И он принялся грузить снова, меча страшные термины, нагромождая цитаты, ссылаясь на столпов, используя классические застольные жесты – от указующего в небо перста до тыканья щепотью себя в область сердца, и становилось ясно, что заткнёт оратора либо стихийное бедствие, либо естественные физиологические процессы в организме. Последние, наконец, восторжествовали – речь Манморанси прервалась. Он отпросился у общества и направился облегчиться в туалет, бережно неся рукопись перед собой.

Какое-то время оставшиеся за столиком сидели молча. Потом товарищ критика спросил:

– Ты слышал такое имя Кагорт VII?

– Нет, – честно ответил Холопчик.

– А книги его читал?

– Н-нет, пожалуй.

– А это, между прочим, я! – заметил он с лёгкой укоризной. Дескать, я-то книги писал, а вот ты их не читал вовсе.

– Я! – повторил он скромно. – Меня раньше неплохо издавали…

Холопчику стало неясно, почему «раньше», но Кагорт объяснил сам.

– Я прекратил писать… Сделал остановку. Теперь занимаюсь поиском вечной самозамкнутой идеальности в искусстве. Пребываю вовне, иначе говоря. Да… Читать уж не могу, не тянет. А раньше много читал, много. Не скажу, что всё, но мно-о-ого, очень… Читал и благоразумно позабыл, что.

Похоже, Кагорт, усматривал в итоговом результате особого рода достоинство.

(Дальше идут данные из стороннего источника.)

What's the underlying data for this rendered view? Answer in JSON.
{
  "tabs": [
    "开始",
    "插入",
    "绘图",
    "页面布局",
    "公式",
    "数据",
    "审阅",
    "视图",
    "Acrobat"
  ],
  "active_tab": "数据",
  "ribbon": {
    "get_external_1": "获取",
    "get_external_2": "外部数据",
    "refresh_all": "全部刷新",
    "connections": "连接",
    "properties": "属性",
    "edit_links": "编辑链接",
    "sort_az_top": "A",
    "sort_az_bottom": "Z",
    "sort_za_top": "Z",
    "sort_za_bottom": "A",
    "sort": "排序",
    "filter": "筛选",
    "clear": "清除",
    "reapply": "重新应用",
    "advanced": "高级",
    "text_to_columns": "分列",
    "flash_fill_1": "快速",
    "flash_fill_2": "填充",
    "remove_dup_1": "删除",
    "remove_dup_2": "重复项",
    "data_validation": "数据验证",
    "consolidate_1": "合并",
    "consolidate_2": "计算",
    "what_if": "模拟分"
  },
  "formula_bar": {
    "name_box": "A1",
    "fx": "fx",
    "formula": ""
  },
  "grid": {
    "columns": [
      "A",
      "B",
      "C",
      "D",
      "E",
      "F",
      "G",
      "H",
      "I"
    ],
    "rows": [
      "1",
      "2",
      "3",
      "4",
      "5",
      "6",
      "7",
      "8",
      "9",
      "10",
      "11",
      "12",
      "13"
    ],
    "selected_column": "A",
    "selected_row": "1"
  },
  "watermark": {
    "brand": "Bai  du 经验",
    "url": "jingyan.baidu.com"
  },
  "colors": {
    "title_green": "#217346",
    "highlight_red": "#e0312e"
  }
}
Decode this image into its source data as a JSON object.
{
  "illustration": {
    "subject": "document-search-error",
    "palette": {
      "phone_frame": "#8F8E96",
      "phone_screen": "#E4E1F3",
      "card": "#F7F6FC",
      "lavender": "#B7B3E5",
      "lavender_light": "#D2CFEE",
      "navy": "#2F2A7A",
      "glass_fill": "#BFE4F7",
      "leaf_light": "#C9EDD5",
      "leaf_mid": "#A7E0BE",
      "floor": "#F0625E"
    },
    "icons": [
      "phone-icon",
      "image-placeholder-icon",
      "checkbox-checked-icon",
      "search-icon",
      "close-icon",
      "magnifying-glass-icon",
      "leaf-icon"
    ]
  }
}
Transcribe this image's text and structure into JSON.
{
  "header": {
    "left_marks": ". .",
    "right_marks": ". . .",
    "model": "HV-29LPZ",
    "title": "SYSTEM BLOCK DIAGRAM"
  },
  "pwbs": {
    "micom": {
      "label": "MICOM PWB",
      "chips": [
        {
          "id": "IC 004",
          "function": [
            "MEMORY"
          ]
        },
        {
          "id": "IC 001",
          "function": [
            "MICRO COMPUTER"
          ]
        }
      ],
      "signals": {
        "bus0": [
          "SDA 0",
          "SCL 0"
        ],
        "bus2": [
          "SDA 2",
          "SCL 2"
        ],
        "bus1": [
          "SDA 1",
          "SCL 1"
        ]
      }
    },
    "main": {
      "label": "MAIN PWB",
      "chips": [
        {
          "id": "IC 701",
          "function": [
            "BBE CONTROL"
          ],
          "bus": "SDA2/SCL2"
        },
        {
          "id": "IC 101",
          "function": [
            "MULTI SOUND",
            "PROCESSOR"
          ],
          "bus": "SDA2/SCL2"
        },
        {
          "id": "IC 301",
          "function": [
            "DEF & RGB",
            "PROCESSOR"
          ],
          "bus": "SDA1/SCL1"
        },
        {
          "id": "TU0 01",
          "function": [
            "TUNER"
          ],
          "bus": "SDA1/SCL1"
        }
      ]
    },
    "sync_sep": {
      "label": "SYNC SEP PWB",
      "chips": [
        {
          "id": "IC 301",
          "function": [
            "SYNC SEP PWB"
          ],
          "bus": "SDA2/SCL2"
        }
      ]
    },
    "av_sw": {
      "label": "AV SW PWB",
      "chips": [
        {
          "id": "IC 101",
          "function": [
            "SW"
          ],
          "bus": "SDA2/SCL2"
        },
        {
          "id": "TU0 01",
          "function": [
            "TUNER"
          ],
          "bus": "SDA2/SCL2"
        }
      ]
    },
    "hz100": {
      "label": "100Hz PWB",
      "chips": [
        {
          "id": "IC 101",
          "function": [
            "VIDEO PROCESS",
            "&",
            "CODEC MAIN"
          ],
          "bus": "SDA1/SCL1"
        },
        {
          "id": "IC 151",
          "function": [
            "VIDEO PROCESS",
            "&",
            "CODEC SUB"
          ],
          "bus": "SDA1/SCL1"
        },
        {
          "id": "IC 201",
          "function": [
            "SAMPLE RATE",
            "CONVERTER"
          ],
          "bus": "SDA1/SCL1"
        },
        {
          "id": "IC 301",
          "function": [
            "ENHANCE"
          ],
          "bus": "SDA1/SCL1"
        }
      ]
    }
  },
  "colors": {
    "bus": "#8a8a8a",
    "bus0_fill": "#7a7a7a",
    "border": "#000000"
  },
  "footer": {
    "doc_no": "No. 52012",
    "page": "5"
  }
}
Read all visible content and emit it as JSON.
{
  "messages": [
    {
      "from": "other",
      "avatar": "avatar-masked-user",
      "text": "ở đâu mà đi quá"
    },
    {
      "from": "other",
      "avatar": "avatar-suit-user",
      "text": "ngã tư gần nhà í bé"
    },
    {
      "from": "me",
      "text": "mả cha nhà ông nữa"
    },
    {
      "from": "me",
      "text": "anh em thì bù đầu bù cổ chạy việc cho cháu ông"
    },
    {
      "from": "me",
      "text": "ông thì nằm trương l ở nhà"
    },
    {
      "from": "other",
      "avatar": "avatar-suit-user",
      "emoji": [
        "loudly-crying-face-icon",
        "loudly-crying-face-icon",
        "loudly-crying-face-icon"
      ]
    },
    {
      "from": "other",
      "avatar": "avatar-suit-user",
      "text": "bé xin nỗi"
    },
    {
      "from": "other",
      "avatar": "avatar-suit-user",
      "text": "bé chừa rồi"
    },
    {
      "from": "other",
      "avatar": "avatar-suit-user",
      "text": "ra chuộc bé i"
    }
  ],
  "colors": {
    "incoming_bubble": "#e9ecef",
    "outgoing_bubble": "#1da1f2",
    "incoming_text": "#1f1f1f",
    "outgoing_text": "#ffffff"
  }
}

– Раньше было лучше, – продолжал он, – в моей записной книжке, знаешь, сколько телефонов было? Тыщщи!.. Встречались, спорили, рукописями обменивались – текла жизнь!.. Сейчас никому ничего не нужно. Обожрались и ничего не хотят…

От виски глаза Кагорта засалились. Неожиданно он попытался ухватить Холопчика под столом за колено, истошно вопрошая:

– Скажи мне честно. Вот ответь: где они, а? Где?! Вот эти, что ль?! – не нащупав колено, рука его описала широкий полукруг над столом. – Эти вот уроды?! Они… пррроститутки все! Нет, хуже того! Они – нехудожники! Не хотят делать ничего. Нет, не хотят. Они ни во что не верят.

– А вы? – спросил Холопчик.

– Я?!

На мгновение задумавшись, Кагорт принялся расстёгивать пуговицы на рубашке.

– Во, смотри!

Его грудь под рубашкой укрывало множество висящих на цепочках и шнурках амулетов, памяток, «святынек», значков, крестиков, ноликов. Холопчик увидел даже кровоточащий шмат говядины, олицетворявший, по-видимому, язычество.

– Но прежде всего, – внушительно отметил Кагорт, доставая откуда-то из коллекции средней величины распятие, – прежде всего, я христианин! Православный!

– Да ну?! – восхитился Холопчик.

– Истинно говорю, – он благочестиво склонил голову, – православный. Христианин, как есть. Се великая культура!

– А Бог как же?

– Бог… ишь ты, «бог». Не-по-зна-ва-ем! Но и в него я верю. И я тебе скажу: насколько мне известно, проповедь любви и ласки есть во всех антропологически ориентированных религиях. Бог хотел нас видеть кроткими и терпимыми, поэтому я, если окажусь рядом с мусульманином, с удовольствием начну исповедовать ислам, с буддистом – буддизм, с китайцами – Лао-цзы.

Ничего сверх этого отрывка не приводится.